5.29.2006

The Ethics of House Flipping

I have not heard significant criticisms of the practice of house flipping though, to be sure, such criticisms are there to be made. In the first place, house flippers drive up the cost of housing by a significant multiple, especially in areas where the housing boom is in full force. Now, in Los Angeles and the surrounding suburbs, for example, the price of a home is usually no less than 500,000 dollars or so. Ordinary people who subsist on middle class wages cannot afford such homes--or if they are enticed to buy them, they do so using the instrument of the variable rate mortgage. When inflation goes up (which will happen) and when the interest rates go up, middle class and working class people will be stuck with mortgages that they cannot afford and they will be forced to sell the property that they purchased at a possibly deflated value. Unless housing prices continue to grow--and there has to be some limit to the growth here--the middle and working class buyers will be holding "negative equity" and it will be the financial ruin of many, many scores of people. I am of the opinion that the overwhelming debt of our society on all levels--from individuals to the government itself--will bring about a deflation of value in houses and in many other sectors in the escalated, manic markets post stock market crash of 2001. In the second place, one must wonder what moral right house flippers have to making such outrageous profits off of an essential need, viz. 'housing', for which there is very little value invested. I would like to say that if a buying and selling practice itself jeopardizes the fundamental need of individuals to have affordable housing who otherwise are hardworking and contributing members of society, then there can be no moral right to engage in such a practice. And, the activity of "fixing up" a property for the sake of a flip is not, generally speaking, adding an equivalent measure of value to the property. Indeed, it is only for the sake of riding the wave of "comparability" in a housing market that all "fixing up" is done.

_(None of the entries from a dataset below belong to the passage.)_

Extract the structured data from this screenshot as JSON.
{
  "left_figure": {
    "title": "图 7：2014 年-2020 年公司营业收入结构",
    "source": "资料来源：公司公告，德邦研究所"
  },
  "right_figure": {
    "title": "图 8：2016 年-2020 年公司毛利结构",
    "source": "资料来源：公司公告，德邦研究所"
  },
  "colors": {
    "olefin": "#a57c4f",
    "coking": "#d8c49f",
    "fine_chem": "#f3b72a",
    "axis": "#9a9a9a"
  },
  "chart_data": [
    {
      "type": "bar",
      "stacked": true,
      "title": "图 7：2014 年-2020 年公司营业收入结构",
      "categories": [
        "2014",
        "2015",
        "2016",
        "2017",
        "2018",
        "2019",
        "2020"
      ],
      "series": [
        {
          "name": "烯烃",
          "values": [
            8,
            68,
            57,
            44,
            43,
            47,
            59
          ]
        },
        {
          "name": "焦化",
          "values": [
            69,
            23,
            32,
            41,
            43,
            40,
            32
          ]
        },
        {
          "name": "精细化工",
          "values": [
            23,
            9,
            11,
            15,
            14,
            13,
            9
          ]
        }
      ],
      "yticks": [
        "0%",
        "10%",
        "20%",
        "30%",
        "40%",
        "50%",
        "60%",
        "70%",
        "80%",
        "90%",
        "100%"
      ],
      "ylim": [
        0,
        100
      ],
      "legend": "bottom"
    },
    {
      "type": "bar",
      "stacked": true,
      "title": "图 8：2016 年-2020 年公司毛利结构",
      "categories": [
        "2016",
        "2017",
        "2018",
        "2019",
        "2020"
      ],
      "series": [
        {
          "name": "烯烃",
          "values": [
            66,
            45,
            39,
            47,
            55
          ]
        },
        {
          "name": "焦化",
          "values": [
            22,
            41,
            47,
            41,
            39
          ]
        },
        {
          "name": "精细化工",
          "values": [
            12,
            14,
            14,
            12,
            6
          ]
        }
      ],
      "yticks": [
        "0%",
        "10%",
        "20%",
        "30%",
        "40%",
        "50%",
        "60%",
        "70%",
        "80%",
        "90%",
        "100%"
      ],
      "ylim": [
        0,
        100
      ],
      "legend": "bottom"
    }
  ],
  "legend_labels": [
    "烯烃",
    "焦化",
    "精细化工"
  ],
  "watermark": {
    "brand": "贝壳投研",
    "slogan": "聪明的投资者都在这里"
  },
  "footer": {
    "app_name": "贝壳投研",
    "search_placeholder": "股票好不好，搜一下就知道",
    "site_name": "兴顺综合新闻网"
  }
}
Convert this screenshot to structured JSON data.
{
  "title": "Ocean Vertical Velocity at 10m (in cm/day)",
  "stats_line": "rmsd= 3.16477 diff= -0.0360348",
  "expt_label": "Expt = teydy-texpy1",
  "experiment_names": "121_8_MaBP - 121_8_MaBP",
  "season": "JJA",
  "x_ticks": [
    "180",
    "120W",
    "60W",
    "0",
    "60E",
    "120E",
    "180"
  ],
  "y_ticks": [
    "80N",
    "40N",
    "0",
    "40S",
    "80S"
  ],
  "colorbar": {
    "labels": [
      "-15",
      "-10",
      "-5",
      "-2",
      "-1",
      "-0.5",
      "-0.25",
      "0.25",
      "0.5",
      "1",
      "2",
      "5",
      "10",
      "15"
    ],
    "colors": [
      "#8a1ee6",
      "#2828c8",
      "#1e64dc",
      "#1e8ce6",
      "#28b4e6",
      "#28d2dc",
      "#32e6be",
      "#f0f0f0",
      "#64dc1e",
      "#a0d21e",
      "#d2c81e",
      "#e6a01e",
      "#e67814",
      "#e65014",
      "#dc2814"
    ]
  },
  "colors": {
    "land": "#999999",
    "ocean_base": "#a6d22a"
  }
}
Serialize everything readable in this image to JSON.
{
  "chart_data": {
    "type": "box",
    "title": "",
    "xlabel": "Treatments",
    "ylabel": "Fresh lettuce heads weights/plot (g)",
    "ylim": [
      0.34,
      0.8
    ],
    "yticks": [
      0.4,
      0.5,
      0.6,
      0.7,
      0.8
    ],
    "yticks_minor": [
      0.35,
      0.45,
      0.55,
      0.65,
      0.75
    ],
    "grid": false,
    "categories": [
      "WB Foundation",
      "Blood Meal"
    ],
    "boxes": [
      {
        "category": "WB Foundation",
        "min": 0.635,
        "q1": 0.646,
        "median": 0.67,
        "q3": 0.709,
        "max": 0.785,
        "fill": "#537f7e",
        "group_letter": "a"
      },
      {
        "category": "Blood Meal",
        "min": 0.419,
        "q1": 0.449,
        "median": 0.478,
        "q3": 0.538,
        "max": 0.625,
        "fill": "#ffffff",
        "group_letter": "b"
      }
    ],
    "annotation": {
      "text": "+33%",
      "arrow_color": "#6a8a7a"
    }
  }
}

My conclusion is that house flipping is an unethical practice of buying and selling akin to usury. Laws which constrain usury can serve as good examples to restrict the practice of house flipping. Some basic guidelines might include limiting buying houses to those people who plan to dwell in them or perhaps limiting the percentage profit that one can make off of buying and selling a house within a one year period, say up to but no higher than 5%.

And lastly, I beg you to consider the kind of people who flip houses. Consider the materialistic, gluttonous selfish whores that they are. Think of them in all of their particularity. And then think of their contribution to your inability to acquire affordable housing.